War as it is Fought


War as it is Fought

Not 'The Wire' - The Barbed Wire
I get very uneasy when characters in war dramas start up the "what are we fighting for" dialogue. That's not how I've ever heard members of the Armed Forces speak.

As a writer I'm very lucky to live in the era of helmet-cam footage from Iraq and Afhganistan. The vocabulary may be different, but this is the first era in which we can hear what men say in and out of combat.
I'm using this photo of a bit of old smashed rum jar (and my boot for scale) which I saw in Gully Ravine, Gallipoli. Evidence of a daily life which is hard to discern in  a general WW1 picture of a harmonica-playing corporal and an officer with bum-fluff waist-deep in a muddy trench for four and a half years. And waiting to go over the top for every second of it.

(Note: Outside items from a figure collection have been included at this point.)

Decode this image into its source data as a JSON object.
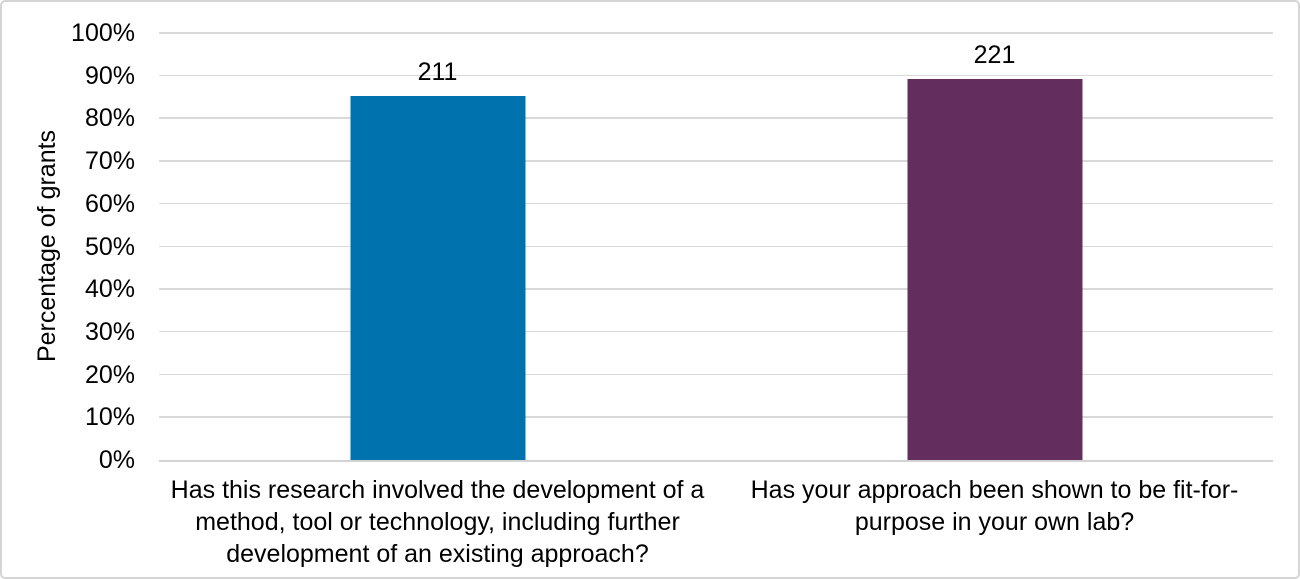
{
  "chart_data": {
    "type": "bar",
    "title": "",
    "ylabel": "Percentage of grants",
    "xlabel": "",
    "ylim": [
      0,
      100
    ],
    "ytick_step": 10,
    "yticks": [
      "0%",
      "10%",
      "20%",
      "30%",
      "40%",
      "50%",
      "60%",
      "70%",
      "80%",
      "90%",
      "100%"
    ],
    "grid": "horizontal gridlines, light gray",
    "legend_position": "none",
    "categories": [
      "Has this research involved the development of a method, tool or technology, including further development of an existing approach?",
      "Has your approach been shown to be fit-for-purpose in your own lab?"
    ],
    "bars": [
      {
        "category": "Has this research involved the development of a method, tool or technology, including further development of an existing approach?",
        "value_pct": 85.2,
        "data_label": "211",
        "color": "#0073AE"
      },
      {
        "category": "Has your approach been shown to be fit-for-purpose in your own lab?",
        "value_pct": 89.2,
        "data_label": "221",
        "color": "#632E5E"
      }
    ],
    "colors": {
      "gridline": "#D9D9D9",
      "axis_line": "#D2D2D2",
      "text": "#000000",
      "background": "#FFFFFF"
    }
  }
}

I wanted a group of men we could follow for all that time and get a sense of having to solve problems and get things done under extraordinarily difficult circumstances. We all know that a Police procedural drama - Prime Suspect, The Wire, The Bill - is as much a drama about fighting budgets, worn-out kit and your own gadabout officers as it is about fighting for Truth or Justice or any of that high-flying stuff.

I hope that Tommies, by concentrating on the potentially war-winning work of the Signals Service, can shine a light on the answers to lots of questions I have about the daily experience of every soldier.